Close relatives to the custard apple are grown in tropical regions around the world, including the cherimoya, sweetsop, soursop and bullock’s heart. They all share a similar look and taste to our custard apple, which is actually a hybrid of the cherimoya and sweetsop.
These can all largely be used interchangeably. Frozen soursop, available from Asian food shops, is a good substitute when custard apples aren’t available – peak season is from March to September.
The custard apple’s white, juicy flesh has a sweet flavour, like a combination of banana, pineapple and strawberries.
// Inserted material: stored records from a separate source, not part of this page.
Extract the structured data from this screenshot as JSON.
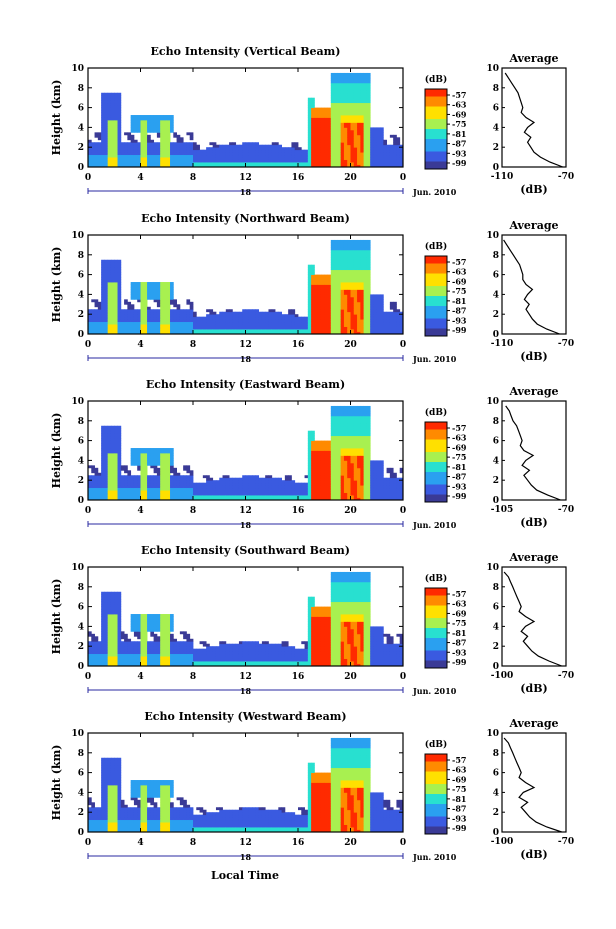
{
  "figure": {
    "xlabel": "Local Time",
    "date_label": "Jun. 2010",
    "day_label": "18"
  },
  "colorbar": {
    "unit": "(dB)",
    "ticks": [
      "-57",
      "-63",
      "-69",
      "-75",
      "-81",
      "-87",
      "-93",
      "-99"
    ],
    "colors": [
      "#ff2a00",
      "#ff8a00",
      "#ffe000",
      "#a8f050",
      "#28e0d0",
      "#2aa0f0",
      "#3a5ae0",
      "#3a3a96"
    ]
  },
  "chart_data": [
    {
      "type": "heatmap",
      "title": "Echo Intensity (Vertical Beam)",
      "ylabel": "Height (km)",
      "xticks": [
        "0",
        "4",
        "8",
        "12",
        "16",
        "20",
        "0"
      ],
      "yticks": [
        "0",
        "2",
        "4",
        "6",
        "8",
        "10"
      ],
      "xlim": [
        0,
        24
      ],
      "ylim": [
        0,
        10
      ],
      "profile": {
        "title": "Average",
        "xlabel": "(dB)",
        "xticks": [
          "-110",
          "-70"
        ],
        "xlim": [
          -110,
          -70
        ],
        "yticks": [
          "0",
          "2",
          "4",
          "6",
          "8",
          "10"
        ],
        "height_km": [
          0,
          0.5,
          1,
          1.5,
          2,
          2.5,
          3,
          3.5,
          4,
          4.5,
          5,
          5.5,
          6,
          6.5,
          7,
          7.5,
          8,
          8.5,
          9,
          9.5
        ],
        "values_db": [
          -72,
          -80,
          -86,
          -90,
          -92,
          -94,
          -92,
          -96,
          -94,
          -90,
          -95,
          -98,
          -97,
          -98,
          -99,
          -100,
          -102,
          -104,
          -106,
          -108
        ]
      }
    },
    {
      "type": "heatmap",
      "title": "Echo Intensity (Northward Beam)",
      "ylabel": "Height (km)",
      "xticks": [
        "0",
        "4",
        "8",
        "12",
        "16",
        "20",
        "0"
      ],
      "yticks": [
        "0",
        "2",
        "4",
        "6",
        "8",
        "10"
      ],
      "xlim": [
        0,
        24
      ],
      "ylim": [
        0,
        10
      ],
      "profile": {
        "title": "Average",
        "xlabel": "(dB)",
        "xticks": [
          "-110",
          "-70"
        ],
        "xlim": [
          -110,
          -70
        ],
        "yticks": [
          "0",
          "2",
          "4",
          "6",
          "8",
          "10"
        ],
        "height_km": [
          0,
          0.5,
          1,
          1.5,
          2,
          2.5,
          3,
          3.5,
          4,
          4.5,
          5,
          5.5,
          6,
          6.5,
          7,
          7.5,
          8,
          8.5,
          9,
          9.5
        ],
        "values_db": [
          -74,
          -82,
          -88,
          -91,
          -93,
          -95,
          -93,
          -96,
          -94,
          -91,
          -95,
          -97,
          -97,
          -98,
          -99,
          -101,
          -103,
          -105,
          -107,
          -109
        ]
      }
    },
    {
      "type": "heatmap",
      "title": "Echo Intensity (Eastward Beam)",
      "ylabel": "Height (km)",
      "xticks": [
        "0",
        "4",
        "8",
        "12",
        "16",
        "20",
        "0"
      ],
      "yticks": [
        "0",
        "2",
        "4",
        "6",
        "8",
        "10"
      ],
      "xlim": [
        0,
        24
      ],
      "ylim": [
        0,
        10
      ],
      "profile": {
        "title": "Average",
        "xlabel": "(dB)",
        "xticks": [
          "-105",
          "-70"
        ],
        "xlim": [
          -105,
          -70
        ],
        "yticks": [
          "0",
          "2",
          "4",
          "6",
          "8",
          "10"
        ],
        "height_km": [
          0,
          0.5,
          1,
          1.5,
          2,
          2.5,
          3,
          3.5,
          4,
          4.5,
          5,
          5.5,
          6,
          6.5,
          7,
          7.5,
          8,
          8.5,
          9,
          9.5
        ],
        "values_db": [
          -73,
          -80,
          -86,
          -89,
          -91,
          -93,
          -90,
          -94,
          -92,
          -88,
          -93,
          -95,
          -94,
          -95,
          -96,
          -97,
          -99,
          -100,
          -101,
          -103
        ]
      }
    },
    {
      "type": "heatmap",
      "title": "Echo Intensity (Southward Beam)",
      "ylabel": "Height (km)",
      "xticks": [
        "0",
        "4",
        "8",
        "12",
        "16",
        "20",
        "0"
      ],
      "yticks": [
        "0",
        "2",
        "4",
        "6",
        "8",
        "10"
      ],
      "xlim": [
        0,
        24
      ],
      "ylim": [
        0,
        10
      ],
      "profile": {
        "title": "Average",
        "xlabel": "(dB)",
        "xticks": [
          "-100",
          "-70"
        ],
        "xlim": [
          -100,
          -70
        ],
        "yticks": [
          "0",
          "2",
          "4",
          "6",
          "8",
          "10"
        ],
        "height_km": [
          0,
          0.5,
          1,
          1.5,
          2,
          2.5,
          3,
          3.5,
          4,
          4.5,
          5,
          5.5,
          6,
          6.5,
          7,
          7.5,
          8,
          8.5,
          9,
          9.5
        ],
        "values_db": [
          -72,
          -78,
          -83,
          -86,
          -88,
          -90,
          -88,
          -91,
          -89,
          -85,
          -89,
          -92,
          -91,
          -92,
          -93,
          -94,
          -95,
          -96,
          -97,
          -99
        ]
      }
    },
    {
      "type": "heatmap",
      "title": "Echo Intensity (Westward Beam)",
      "ylabel": "Height (km)",
      "xticks": [
        "0",
        "4",
        "8",
        "12",
        "16",
        "20",
        "0"
      ],
      "yticks": [
        "0",
        "2",
        "4",
        "6",
        "8",
        "10"
      ],
      "xlim": [
        0,
        24
      ],
      "ylim": [
        0,
        10
      ],
      "profile": {
        "title": "Average",
        "xlabel": "(dB)",
        "xticks": [
          "-100",
          "-70"
        ],
        "xlim": [
          -100,
          -70
        ],
        "yticks": [
          "0",
          "2",
          "4",
          "6",
          "8",
          "10"
        ],
        "height_km": [
          0,
          0.5,
          1,
          1.5,
          2,
          2.5,
          3,
          3.5,
          4,
          4.5,
          5,
          5.5,
          6,
          6.5,
          7,
          7.5,
          8,
          8.5,
          9,
          9.5
        ],
        "values_db": [
          -72,
          -79,
          -84,
          -87,
          -89,
          -91,
          -88,
          -92,
          -90,
          -85,
          -89,
          -92,
          -91,
          -92,
          -93,
          -94,
          -95,
          -96,
          -97,
          -99
        ]
      }
    }
  ]
}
Its ripeness can be determined in a similar way to the avocado – when the stem end starts to crack and yields to gentle pressure. In Australia, two varieties are available; the pinks mammoth which is large and very sweet, and the African pride which is rounder. To remove the flesh, cut the fruit into quarters. Using a spoon, remove flesh then, using your fingers or a small knife, remove and discard seeds and any hard fibrous strands.
As with most fruit, simple is usually best and custard apple is often eaten straight from the skin with a spoon. The flesh is also used to make smoothies and drinks in a number of countries from Asia to South America. Its sweet flavour lends it to desserts, whether added to fruit salads, or used to make ice-cream. In the Dominican Republic, soursop is used to make a custard dish, and in Indonesia, a soursop treat, dodol sirsak, is sold by street vendors.
However, it’s not just for sweet-tooths. This versatile fruit and its relatives can also be used in savoury dishes, added to curries and salads. It’s even roasted when green in north-east Brazil.